Debt Purchasers (DPs) searching for continued growth have increasingly limited options. Growth in new portfolios is slowing and is likely to turn negative over the next three to five years as vendors sell the last of the backlog built up during the financial crisis.
As their core business matures, ambitious DPs have two options. The first is to develop new businesses such as credit checking, lending, government or utility debt, or making secondary purchases. However, these lines of business are unlikely to generate the high rates of growth DPs have been used to previously. The second and more promising option is to expand into continental Europe.

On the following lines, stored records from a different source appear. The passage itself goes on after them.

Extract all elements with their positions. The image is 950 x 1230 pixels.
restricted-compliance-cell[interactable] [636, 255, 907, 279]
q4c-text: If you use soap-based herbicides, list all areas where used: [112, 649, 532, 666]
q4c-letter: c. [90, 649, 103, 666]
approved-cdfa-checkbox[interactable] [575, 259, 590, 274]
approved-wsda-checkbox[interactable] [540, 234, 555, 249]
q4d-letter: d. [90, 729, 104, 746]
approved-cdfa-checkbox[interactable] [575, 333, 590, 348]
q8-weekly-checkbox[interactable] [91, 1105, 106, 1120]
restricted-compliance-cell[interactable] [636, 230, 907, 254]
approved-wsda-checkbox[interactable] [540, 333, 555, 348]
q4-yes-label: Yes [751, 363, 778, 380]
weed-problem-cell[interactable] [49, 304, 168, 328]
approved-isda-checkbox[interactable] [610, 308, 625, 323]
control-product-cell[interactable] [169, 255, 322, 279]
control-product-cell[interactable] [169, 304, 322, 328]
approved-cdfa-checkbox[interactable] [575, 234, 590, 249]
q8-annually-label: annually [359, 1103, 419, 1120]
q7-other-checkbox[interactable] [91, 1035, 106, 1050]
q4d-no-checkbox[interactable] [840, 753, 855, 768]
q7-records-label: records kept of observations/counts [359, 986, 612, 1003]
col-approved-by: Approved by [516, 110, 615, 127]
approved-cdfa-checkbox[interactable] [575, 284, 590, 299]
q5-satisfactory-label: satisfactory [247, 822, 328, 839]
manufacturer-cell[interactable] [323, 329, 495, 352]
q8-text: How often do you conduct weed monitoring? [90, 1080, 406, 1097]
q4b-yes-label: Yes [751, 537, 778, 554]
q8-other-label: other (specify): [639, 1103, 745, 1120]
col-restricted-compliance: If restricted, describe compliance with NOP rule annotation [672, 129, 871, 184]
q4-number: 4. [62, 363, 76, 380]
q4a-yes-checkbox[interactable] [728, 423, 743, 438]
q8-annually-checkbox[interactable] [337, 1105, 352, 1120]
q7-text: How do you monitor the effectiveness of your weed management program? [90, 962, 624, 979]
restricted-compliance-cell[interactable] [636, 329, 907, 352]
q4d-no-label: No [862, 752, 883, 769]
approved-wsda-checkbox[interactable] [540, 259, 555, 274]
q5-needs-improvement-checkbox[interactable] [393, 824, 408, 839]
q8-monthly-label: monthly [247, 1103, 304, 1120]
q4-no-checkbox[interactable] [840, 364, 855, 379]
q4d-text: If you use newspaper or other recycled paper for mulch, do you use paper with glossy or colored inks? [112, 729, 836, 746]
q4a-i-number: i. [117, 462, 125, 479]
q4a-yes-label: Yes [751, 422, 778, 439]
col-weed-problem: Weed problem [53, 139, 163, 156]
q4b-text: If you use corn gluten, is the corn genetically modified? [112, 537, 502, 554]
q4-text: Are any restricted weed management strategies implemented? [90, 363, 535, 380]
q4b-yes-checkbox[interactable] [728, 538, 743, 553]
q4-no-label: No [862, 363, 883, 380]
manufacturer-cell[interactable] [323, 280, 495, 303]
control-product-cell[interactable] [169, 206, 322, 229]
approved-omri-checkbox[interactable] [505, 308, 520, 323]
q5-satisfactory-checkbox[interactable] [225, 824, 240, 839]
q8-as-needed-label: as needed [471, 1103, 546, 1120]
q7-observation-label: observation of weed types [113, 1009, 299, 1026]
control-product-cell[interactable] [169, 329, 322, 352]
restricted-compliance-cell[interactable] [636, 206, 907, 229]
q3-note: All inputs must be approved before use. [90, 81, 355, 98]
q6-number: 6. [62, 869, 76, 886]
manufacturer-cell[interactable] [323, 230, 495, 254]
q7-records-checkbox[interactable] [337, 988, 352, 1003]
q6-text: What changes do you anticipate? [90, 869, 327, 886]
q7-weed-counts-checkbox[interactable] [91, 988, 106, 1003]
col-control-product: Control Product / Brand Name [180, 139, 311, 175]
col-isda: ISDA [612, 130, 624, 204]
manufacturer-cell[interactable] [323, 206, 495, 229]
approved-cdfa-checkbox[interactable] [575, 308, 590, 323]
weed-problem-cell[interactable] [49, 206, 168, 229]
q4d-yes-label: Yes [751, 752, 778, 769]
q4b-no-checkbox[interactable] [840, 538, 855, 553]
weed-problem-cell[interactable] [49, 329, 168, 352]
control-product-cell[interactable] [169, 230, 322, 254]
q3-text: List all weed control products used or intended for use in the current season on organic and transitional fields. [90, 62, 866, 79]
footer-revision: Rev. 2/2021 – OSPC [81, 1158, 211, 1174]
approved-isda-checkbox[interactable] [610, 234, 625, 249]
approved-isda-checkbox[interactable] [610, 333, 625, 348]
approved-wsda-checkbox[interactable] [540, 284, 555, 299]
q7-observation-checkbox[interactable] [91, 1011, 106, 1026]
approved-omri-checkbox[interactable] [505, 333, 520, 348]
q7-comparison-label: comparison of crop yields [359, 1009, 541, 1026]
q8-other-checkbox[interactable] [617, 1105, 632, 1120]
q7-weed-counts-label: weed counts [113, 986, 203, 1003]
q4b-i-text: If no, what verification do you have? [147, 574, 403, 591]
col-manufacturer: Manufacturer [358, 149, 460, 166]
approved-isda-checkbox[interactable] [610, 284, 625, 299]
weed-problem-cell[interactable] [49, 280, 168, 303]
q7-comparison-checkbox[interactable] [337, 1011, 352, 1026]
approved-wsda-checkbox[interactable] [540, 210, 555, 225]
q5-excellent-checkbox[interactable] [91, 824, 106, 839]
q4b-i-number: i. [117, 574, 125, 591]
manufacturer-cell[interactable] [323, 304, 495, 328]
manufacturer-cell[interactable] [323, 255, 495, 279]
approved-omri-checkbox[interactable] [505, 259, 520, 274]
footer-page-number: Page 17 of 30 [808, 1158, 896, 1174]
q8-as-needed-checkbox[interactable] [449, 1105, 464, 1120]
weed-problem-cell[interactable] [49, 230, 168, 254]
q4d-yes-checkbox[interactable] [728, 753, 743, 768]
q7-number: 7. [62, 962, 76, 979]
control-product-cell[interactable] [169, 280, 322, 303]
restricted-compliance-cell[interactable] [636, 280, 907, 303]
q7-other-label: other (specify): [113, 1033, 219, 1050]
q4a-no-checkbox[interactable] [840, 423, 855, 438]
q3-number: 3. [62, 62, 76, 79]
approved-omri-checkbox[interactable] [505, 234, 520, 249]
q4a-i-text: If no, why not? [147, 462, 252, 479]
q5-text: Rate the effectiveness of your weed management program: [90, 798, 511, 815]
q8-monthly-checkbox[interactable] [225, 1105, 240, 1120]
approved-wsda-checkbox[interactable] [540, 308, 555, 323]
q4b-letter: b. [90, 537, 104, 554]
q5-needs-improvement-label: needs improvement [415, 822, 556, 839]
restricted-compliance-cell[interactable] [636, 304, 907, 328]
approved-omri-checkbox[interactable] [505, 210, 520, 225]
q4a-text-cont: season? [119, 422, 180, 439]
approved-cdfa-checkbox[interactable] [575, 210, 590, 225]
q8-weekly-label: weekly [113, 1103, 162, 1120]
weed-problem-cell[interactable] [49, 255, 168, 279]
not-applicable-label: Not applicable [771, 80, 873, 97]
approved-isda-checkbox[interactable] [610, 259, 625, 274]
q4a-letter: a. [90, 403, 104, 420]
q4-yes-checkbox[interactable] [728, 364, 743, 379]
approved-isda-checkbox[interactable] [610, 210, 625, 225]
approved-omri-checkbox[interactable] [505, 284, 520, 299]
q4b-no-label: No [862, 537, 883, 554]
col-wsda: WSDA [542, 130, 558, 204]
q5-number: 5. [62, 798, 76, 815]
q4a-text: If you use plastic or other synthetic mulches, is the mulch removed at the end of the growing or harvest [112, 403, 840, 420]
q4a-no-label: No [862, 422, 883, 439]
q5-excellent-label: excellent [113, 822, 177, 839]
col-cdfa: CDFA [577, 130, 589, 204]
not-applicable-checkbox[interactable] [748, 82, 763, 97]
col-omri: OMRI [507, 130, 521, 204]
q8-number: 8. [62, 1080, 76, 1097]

Yet while some European operators have already proven it is possible to build successful cross-border DP businesses, U.K. and other international players considering following in their footsteps need to be aware of the risks of entering such a large and complex market.
In this Executive Insights, L.E.K. Consulting's Eilert Hinrichs and Peter Ward identify the mistakes so often made by new entrants to the European DP markets, before setting out the lessons and explaining the winning strategies of DPs who have successfully expanded in Europe.
For U.K. or other international DPs looking for continued growth, the rewards of success in continental Europe can be high – provided they target the right markets and adapt their operations accordingly. Those firms who gather detailed intelligence of the potential markets and have the deepest understanding of the opportunities will be best positioned to take full advantage.